Yesterday, my wife made me take the paper out for recycling. Well, what she actually did was to drag the bin out to the road, come back in and remind me that the next day — today — was collection day for paper. This meant I had to drag the paper out of the house and down the drive to the street in order to put the paper in the bin she’d just dragged… you get the picture.
I can’t remember if I’ve ever mentioned this on this blog before, but Germany, ever the eco-conscious nation, has a complicated system of colour-coded bins and bags for different types of waste, so that it can all be correctly sorted and categorized and recycled. It’s broadly a national thing but with regional variations. A friend of mine, recently moved to rural Rhineland-Palatinate, tells me she has a monthly glass collection. We have to take our glass to the bottle bank.

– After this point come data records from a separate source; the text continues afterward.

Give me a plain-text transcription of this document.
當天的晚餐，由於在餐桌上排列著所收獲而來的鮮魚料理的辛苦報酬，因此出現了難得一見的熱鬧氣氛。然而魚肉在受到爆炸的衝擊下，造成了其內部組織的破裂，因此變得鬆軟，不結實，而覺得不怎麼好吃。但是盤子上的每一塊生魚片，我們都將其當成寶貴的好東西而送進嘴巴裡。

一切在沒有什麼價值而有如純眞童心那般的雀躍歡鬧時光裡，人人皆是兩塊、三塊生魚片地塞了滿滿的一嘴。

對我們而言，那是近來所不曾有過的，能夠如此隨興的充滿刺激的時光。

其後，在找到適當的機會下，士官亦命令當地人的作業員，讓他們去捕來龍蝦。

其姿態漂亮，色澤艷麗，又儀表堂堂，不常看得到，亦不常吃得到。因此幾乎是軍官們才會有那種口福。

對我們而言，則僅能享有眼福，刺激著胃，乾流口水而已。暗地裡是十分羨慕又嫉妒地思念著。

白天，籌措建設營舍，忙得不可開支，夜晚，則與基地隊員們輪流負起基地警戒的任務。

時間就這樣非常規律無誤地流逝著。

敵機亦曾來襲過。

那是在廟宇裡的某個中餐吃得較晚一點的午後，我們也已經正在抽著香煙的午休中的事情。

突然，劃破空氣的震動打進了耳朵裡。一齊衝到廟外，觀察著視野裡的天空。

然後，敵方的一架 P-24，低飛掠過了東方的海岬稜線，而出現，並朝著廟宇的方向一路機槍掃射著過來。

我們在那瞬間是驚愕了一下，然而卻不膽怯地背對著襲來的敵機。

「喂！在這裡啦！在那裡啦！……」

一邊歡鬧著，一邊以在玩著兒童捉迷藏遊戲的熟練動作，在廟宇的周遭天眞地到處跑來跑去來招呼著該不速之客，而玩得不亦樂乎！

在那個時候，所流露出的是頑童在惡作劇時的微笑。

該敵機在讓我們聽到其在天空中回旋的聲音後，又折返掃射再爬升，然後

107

As a result, of course, knowing when each collection is due isn’t easy; fortunately, municipal councils print calendars telling you exactly which collection to expect when. And when my wife told me the paper collection was due today, that’s because the calendar had told her so, and what German would doubt anything printed by a local council official?
This evening, the paper still hadn’t been collected. I checked the calendar. I looked for the paper collection dates. Once a month, always on a Monday. The January collection was scheduled for Monday, 10th.
Which sounds about right… but today’s not the 10th, today’s the 9th. Strange, I thought: must be a misprint. Unless…
I looked again.
I then threw away last year’s schedule, and replaced it with this year’s schedule, which had somehow managed to bury itself under some paperwork.
My one consolation is that most of our neighbours appear to have made the same mistake.